False anti-imperialism

For all the above reasons, the Chinese government went to the G-20 meeting ready to defend their exchange system and to criticise the devaluation of dollar. They received support from other developing countries such as Brazil and Argentina, whose exports and economies as a whole would also suffer from the devaluation of dollar. The EU governments, on the other hand, criticized the emission of dollars and their devaluation, but joined the pressures on China to liberate the price of the yuan.

In some Brazilian and Latin American media, the position of Lula has been presented as “anti-imperialist”. This is absolutely false. What the “emerging countries” pretend is to keep the crumbs of the international economy that allow them to play their current role in the uneven international division of labour, that of strong exporters of commodities.

That is why, faced with the new and brutal offensive of imperialism, they restrain themselves to beg “coordination” and “consensus” without any real and through confrontation with imperialism. It is small wonder that Lula declared that, after all, the decision of the government of the USA would have to be “respected” (Folha de São Paulo, 12/11/2010).

In semicolonial countries, such as Brazil, a really anti-imperialist policy would have to start from simple measures such as strong control over the in-flow of speculative capitals and the suspension of payments of the foreign and home debts and total breach with all the international financial organisms.

Later on such measures should be followed by the establishment of the state monopoly over banks and foreign trade so as to put an end to the leakage of currency and financial speculation; the expropriation of the great monopolies so as to end with the looting of national resources that imperialism is now practising. None of these measures can be found in the programme of Lula or any of his partners.

For a proletarian solution to the crisis

The G20 summit ended in an inevitable breakdown: no agreement of “goodwill” can exist because USA, the hegemonic imperialism, is against it. The policy boosted by the Obama’s administration will add more fuel to the international fire of political and economic instability while seeking solutions to American economy.

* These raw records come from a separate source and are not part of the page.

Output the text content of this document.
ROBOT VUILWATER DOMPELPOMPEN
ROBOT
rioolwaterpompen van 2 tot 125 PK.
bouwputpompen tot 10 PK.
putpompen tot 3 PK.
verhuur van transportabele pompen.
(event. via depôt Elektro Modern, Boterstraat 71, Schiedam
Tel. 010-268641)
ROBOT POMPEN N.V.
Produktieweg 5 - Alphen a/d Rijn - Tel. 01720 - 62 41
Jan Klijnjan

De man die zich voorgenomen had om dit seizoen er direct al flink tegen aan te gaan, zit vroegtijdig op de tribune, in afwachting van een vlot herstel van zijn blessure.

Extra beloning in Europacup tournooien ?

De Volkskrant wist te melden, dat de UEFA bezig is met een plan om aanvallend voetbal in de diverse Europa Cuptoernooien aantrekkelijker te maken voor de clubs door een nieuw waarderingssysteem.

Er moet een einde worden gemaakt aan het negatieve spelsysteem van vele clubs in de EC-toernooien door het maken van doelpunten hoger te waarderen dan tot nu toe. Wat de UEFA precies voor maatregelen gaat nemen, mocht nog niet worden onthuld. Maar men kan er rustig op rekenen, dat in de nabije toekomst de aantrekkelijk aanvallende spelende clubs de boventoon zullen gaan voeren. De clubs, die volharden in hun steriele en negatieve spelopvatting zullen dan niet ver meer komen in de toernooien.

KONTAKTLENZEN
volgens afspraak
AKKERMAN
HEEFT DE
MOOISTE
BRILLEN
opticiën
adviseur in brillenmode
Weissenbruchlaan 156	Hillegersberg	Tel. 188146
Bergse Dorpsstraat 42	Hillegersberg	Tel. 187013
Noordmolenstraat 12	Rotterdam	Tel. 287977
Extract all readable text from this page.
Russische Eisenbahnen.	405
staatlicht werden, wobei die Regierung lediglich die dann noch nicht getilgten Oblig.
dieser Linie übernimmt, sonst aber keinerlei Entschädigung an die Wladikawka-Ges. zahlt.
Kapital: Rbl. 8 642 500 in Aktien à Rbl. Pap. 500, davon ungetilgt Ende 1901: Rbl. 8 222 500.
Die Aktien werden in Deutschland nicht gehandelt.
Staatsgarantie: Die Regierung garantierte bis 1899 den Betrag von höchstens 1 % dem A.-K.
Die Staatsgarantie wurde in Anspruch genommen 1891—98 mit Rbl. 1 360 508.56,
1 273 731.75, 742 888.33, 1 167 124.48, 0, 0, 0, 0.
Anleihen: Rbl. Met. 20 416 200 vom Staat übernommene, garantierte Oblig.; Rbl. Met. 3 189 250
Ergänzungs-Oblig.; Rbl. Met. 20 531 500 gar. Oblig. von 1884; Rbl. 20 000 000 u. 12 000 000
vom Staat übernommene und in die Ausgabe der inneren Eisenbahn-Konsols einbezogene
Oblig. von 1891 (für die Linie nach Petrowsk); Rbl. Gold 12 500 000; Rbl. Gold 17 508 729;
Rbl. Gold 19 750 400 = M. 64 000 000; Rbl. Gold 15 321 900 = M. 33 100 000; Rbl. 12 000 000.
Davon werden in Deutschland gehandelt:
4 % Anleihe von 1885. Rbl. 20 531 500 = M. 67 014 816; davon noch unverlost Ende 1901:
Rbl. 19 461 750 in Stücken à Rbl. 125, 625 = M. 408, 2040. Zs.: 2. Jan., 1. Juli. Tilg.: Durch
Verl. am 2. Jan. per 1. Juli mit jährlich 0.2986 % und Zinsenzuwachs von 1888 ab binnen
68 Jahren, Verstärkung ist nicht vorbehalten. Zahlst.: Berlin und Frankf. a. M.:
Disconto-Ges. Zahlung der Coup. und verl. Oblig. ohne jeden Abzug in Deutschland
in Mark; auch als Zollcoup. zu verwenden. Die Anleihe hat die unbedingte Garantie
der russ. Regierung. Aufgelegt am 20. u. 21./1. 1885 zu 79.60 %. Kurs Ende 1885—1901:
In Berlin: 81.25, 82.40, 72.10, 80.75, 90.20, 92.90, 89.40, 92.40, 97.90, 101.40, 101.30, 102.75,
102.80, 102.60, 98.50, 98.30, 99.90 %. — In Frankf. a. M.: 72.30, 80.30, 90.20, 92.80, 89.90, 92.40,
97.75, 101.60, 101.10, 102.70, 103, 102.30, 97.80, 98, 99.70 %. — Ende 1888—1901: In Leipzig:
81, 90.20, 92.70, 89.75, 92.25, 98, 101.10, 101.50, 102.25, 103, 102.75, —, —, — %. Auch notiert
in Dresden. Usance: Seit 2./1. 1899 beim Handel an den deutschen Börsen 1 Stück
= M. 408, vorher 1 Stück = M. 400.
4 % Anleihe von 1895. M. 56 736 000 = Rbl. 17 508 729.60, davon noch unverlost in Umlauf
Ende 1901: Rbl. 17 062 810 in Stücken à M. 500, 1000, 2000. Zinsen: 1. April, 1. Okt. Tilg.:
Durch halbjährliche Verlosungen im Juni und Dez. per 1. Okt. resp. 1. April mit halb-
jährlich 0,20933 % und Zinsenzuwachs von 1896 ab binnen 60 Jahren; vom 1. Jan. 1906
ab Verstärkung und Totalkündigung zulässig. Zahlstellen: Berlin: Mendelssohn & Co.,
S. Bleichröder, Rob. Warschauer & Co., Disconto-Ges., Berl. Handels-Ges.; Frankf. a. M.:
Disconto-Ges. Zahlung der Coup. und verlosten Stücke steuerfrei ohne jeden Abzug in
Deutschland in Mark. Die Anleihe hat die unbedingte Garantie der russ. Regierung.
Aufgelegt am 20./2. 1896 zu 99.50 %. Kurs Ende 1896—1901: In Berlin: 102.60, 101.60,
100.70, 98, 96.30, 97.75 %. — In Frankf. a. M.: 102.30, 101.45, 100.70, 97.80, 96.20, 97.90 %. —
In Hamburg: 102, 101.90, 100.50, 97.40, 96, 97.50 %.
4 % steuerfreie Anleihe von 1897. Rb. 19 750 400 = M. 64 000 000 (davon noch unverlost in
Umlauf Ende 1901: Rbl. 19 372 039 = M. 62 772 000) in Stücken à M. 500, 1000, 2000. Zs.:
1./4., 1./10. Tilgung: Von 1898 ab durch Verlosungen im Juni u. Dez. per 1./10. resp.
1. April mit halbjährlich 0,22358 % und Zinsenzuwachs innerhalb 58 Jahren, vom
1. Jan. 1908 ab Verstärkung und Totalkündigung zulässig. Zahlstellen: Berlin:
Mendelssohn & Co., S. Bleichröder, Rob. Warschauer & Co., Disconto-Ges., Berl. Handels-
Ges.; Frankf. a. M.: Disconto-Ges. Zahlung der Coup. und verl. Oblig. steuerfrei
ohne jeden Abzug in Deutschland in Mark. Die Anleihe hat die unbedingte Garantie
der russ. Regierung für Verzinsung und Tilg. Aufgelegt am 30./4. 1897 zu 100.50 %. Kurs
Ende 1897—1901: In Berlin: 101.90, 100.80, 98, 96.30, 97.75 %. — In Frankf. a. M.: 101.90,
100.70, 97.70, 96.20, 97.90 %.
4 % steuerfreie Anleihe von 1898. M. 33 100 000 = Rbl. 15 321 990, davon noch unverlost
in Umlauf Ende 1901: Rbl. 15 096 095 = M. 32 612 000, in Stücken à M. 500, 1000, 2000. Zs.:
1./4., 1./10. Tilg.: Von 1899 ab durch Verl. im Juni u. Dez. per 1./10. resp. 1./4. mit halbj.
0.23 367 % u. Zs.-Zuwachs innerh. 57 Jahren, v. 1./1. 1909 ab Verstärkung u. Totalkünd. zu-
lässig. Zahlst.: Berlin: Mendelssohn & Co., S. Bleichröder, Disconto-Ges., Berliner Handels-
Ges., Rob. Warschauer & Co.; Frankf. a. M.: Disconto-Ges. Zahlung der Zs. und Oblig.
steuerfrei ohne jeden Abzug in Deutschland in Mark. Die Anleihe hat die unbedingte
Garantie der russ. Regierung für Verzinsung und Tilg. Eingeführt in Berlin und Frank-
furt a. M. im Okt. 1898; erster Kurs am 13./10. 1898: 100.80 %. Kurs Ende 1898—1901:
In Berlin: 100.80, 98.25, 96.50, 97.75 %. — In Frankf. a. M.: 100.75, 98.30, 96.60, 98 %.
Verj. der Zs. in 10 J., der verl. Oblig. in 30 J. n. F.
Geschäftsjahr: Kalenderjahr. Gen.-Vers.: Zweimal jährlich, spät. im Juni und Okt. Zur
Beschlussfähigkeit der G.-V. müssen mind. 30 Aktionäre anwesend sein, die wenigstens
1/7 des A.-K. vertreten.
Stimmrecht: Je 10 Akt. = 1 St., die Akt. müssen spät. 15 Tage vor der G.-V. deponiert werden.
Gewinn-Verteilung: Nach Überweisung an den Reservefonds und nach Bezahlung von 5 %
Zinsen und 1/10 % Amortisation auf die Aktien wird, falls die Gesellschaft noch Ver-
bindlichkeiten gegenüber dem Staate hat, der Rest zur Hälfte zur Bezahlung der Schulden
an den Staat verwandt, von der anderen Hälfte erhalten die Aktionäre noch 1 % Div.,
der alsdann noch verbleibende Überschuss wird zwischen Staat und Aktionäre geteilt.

But regardless what policies the governments will adopt, the bourgeoisies of the different countries will keep on trying to unload the entire burden onto the backs of the working class resorting to unemployment, reduction of wages and salaries, impoverishing the working conditions, causing inflation and more poverty.

The economic crisis and the policies of the bourgeoisies and its governments in quest of a solution exacerbate the fact that in capitalism we can expect nothing but instability, crisis and anarchy as well as constant deterioration of the living standard for the toiling masses, so for their survival they jeopardise the entire mankind. That is why relentless struggle of workers and oppressed nations is a must. Firstly the struggle must be against the concrete consequences of the economic crisis and the policies adopted by the bourgeois governments – such as the shrinking of wages and salaries, cuts in the budget affecting public health and education, attacks against immigrants, etc.

But these immediate and absolutely necessary struggles must take place within the framework of the struggle against a much deeper struggle: the proletarian and socialist revolution that will tear down capitalism, a system that is increasingly irrational and inhuman. This is the upcoming view: the struggle of workers and students of France and other countries are showing us the way.